Sprachlich lässt Prix Goncourt-Preisträger diese Ära so lebendig aufleben, dass wir den Hunger der Flüchtlinge in den eigenen Eingeweiden spüren können. Wir erleben ihre Kraftlosigkeit, hören die Sirenen heulen und die Bomben niederprasseln, können Schmutz, Kälte und Angst am eigenen Leib nachempfinden. Umso erstaunlicher, dass es der große Romancier schafft, trotz des tragischen Settings köstlichen Humor einzubringen. Dieses Kunststück gelingt in der Figur des Désiré Migault, einem Hochstapler, der seine Identität schneller wechselt, als andere Leute ihren Anzug. Mit (Größen-) Wahnsinn, Witz und Schlagfertigkeit geht er in jeder seiner Rollen auf. Mal als charismatischer Anwalt, mal als beschwichtigender Pressesprecher der Regierung, mal als Pastor, der seine Schäfchen mit selbst erdichteten Bibelstellen und Glaubenssätzen in Atem hält.

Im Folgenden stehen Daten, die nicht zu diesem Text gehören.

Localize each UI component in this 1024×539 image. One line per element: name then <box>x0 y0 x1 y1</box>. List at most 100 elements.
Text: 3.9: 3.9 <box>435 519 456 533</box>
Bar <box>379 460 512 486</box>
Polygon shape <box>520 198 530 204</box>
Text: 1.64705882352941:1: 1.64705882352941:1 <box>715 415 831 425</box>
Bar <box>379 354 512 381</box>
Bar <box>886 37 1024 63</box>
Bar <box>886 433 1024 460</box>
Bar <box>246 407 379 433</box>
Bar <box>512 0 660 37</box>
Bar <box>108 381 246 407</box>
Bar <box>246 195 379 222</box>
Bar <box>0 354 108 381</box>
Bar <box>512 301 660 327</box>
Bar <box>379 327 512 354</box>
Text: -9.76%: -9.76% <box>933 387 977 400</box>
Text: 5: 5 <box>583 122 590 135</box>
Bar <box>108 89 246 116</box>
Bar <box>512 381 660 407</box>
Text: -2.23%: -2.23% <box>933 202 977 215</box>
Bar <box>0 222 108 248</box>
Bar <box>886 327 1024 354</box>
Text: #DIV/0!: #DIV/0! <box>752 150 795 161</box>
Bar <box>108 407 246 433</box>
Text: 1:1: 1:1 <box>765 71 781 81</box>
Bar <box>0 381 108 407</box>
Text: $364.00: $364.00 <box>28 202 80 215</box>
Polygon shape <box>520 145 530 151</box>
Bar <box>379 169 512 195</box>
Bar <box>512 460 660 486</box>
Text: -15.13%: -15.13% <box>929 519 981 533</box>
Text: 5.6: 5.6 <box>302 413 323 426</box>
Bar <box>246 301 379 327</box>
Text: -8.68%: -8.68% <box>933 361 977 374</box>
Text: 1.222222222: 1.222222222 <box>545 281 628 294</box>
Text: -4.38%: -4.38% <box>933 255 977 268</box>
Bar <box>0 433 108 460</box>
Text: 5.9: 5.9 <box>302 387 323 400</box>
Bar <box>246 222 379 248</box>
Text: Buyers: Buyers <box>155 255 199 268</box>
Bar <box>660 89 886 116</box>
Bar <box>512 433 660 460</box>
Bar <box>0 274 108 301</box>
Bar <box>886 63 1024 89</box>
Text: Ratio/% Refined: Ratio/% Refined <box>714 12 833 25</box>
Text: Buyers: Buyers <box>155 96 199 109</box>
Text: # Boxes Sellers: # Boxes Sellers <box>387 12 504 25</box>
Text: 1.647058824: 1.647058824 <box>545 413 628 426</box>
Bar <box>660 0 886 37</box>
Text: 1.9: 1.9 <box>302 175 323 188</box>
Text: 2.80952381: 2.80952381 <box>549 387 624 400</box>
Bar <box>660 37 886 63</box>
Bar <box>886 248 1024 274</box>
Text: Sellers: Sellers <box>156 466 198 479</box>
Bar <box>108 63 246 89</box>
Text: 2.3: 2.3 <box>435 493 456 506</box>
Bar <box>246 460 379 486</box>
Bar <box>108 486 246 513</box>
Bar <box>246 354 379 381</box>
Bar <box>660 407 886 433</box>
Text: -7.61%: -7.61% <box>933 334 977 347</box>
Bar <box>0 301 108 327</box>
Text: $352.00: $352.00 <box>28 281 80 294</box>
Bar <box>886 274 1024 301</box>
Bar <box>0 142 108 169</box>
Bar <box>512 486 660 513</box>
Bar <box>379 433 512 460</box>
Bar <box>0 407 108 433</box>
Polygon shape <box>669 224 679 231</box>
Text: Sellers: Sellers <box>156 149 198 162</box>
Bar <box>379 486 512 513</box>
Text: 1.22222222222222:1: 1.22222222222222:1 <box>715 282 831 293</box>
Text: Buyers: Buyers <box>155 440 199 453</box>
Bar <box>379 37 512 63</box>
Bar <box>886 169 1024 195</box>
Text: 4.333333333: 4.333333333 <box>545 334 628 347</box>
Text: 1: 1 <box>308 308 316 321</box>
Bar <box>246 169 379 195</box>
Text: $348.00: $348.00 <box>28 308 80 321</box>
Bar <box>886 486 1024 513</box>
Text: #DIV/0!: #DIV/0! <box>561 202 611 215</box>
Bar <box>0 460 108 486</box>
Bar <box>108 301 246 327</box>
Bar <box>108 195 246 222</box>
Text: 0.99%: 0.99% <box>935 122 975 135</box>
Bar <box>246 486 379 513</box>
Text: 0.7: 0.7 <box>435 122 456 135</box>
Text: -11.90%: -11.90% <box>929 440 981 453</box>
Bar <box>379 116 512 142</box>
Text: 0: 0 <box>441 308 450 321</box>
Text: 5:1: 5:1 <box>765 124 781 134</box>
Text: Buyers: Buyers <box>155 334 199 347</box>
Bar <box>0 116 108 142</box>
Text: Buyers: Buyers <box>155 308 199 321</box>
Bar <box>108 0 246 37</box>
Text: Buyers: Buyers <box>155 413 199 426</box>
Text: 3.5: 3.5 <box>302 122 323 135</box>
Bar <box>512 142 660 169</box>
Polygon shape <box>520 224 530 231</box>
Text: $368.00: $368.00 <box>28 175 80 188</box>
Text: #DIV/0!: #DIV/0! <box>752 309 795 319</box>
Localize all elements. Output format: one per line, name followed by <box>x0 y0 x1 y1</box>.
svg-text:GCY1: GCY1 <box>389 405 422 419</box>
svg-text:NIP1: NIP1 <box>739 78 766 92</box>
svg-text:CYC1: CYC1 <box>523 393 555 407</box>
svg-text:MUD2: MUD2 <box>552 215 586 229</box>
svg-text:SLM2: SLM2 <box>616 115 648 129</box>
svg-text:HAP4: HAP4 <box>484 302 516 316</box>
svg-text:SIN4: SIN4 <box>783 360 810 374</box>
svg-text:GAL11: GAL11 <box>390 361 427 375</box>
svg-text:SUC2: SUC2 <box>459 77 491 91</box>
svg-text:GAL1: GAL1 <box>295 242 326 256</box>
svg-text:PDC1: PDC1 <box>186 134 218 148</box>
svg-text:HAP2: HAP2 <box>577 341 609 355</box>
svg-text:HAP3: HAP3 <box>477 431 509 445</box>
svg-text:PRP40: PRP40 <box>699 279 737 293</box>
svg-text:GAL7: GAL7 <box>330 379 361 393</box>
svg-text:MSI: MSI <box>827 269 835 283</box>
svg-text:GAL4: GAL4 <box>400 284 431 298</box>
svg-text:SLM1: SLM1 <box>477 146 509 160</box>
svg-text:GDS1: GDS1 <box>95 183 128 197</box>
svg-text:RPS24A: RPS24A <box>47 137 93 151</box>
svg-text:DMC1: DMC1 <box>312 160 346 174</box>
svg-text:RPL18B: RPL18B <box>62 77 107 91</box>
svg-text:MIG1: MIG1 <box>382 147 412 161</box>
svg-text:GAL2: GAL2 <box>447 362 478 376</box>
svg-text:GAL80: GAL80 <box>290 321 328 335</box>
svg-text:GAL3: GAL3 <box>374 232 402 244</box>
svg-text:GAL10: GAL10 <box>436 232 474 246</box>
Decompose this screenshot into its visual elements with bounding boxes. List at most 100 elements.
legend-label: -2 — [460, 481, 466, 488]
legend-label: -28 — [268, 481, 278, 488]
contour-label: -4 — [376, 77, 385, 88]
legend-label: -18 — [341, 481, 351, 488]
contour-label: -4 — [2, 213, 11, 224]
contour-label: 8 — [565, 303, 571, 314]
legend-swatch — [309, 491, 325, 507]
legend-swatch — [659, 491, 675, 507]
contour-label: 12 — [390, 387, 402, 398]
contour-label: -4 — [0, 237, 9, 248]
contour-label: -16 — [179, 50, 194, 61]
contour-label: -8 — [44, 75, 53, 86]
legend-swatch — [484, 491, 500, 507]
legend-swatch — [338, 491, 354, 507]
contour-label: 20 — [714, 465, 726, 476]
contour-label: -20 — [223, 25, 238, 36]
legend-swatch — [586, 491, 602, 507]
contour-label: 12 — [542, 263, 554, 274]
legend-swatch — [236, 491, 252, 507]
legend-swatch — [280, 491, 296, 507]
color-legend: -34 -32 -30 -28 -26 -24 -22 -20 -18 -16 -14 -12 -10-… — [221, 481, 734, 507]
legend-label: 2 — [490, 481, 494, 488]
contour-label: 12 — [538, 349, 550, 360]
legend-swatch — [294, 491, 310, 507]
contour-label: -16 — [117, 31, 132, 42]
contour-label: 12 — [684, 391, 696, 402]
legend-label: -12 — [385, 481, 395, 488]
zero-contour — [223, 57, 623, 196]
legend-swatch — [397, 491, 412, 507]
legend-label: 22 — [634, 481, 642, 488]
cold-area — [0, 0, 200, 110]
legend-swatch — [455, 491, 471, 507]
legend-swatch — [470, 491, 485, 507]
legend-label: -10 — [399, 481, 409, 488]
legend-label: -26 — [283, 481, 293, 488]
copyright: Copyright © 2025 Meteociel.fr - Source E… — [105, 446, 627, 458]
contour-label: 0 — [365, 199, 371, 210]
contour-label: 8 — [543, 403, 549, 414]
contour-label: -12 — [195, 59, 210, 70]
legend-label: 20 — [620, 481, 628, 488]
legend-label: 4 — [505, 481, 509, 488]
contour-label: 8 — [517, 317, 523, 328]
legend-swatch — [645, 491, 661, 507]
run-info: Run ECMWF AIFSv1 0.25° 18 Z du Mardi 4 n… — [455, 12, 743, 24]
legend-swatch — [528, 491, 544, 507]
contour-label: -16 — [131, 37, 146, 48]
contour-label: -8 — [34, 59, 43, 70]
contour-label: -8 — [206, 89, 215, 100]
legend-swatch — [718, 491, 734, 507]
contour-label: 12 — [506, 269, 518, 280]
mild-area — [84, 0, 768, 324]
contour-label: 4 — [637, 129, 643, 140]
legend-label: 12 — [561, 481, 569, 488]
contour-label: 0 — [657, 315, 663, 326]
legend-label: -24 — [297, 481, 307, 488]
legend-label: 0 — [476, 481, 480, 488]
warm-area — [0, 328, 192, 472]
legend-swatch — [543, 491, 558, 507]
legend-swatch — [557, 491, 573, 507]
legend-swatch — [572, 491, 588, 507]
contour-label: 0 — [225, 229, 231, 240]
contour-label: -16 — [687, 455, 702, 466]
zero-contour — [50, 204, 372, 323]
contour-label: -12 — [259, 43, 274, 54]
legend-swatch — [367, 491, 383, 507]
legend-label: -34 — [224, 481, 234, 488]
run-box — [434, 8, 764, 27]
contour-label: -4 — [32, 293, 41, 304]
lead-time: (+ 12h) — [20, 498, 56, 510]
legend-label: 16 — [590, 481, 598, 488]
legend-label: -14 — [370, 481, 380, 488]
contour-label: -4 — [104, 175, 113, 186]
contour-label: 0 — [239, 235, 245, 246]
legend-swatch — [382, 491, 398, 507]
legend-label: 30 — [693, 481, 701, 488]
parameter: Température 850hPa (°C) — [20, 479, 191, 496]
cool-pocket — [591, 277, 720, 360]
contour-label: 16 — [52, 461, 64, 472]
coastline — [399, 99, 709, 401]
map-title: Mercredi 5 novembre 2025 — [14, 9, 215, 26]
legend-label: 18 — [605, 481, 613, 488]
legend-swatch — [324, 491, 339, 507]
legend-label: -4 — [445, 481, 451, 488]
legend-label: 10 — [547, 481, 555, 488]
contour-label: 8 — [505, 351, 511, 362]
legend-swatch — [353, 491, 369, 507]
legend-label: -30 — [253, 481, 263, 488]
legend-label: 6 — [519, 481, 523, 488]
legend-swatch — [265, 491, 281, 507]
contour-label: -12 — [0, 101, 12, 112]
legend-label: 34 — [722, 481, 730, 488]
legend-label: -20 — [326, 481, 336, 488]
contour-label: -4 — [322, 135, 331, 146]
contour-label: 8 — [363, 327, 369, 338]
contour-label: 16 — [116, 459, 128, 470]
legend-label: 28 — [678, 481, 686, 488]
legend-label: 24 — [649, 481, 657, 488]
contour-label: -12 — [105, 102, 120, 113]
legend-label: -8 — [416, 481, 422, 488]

Dieser Roman ist der Abschluss von Pierre Lemaitres Romantrilogie rund um die beiden großen Weltkriege. Sein Erstling „Wir sehen uns dort oben“ behandelt den Ersten Weltkrieg, „Die Farben des Feuers“ setzt Ende der 20iger Jahre zu Beginn der Weltwirtschaftskrise ein und beschreibt die Vorboten des Faschismus. Im dritten Roman fallen die Nationalsozialisten in Frankreich ein. Für den Genuss dieser Lektüre ist es jedoch nicht notwendig, die literarischen Vorgänger zu kennen. Der Roman steht für sich selbst, einzelne Personen erscheinen höchstens als kleine „Side-Kicks“.

Lemaitres Trilogie steht unter dem Motto „Die Kinder der Katastrophe“. Insbesondere das Beschwichtigen der Regierung, die lange Zeit ihre Niederlage nicht wahrhaben wollte, soll dem Autor zufolge bis zum heutigen Tag auf das politische Geschehen nachwirken.

Wie auch schon in „Die Farben des Feuers“ liegt Lemaitres Augenmerk auch hier vor allem auf der weiblichen Hauptdarstellerin. Diese nimmt nicht nur ihr eigenes Leben in die Hand, sondern springt für das Leben anderer ein. Leicht macht es ihr der Autor nicht. In Interviews gibt er zu, gerne gemein zu seinen Figuren zu sein. Doch je größer der Fall, desto ergreifender der Aufstieg. Louises Weg zur Heldin ist außergewöhnlich. Lemaitres Helden sind Helden wider Willen, Helden auf Umwegen, Helden im zweiten Anlauf. Das macht sie ambivalent, menschlich, aber auch sympathisch.

Fazit: Große Gefühle, große Unterhaltung! Ein sprachlich brillant erzählter Roman über den Einmarsch der Deutschen in Frankreich während des Zweiten Weltkrieges. Lemaitre macht Historie zur emotionalen Achterbahnfahrt, anhand von fein gezeichneten Charakteren, mit denen wir Seite um Seite bangen, weinen, lachen. Nicht zuletzt ist sein Roman ein Plädoyer für Humanität und Zusammenhalt. Dies macht seine Prosa aktueller denn je.

Pierre Lemaitre: Spiegel unseres Schmerzes.
Klett-Cotta, Oktober 2020.
480 Seiten, Gebundene Ausgabe, 24,00 Euro.

Diese Rezension wurde verfasst von Diana Wieser.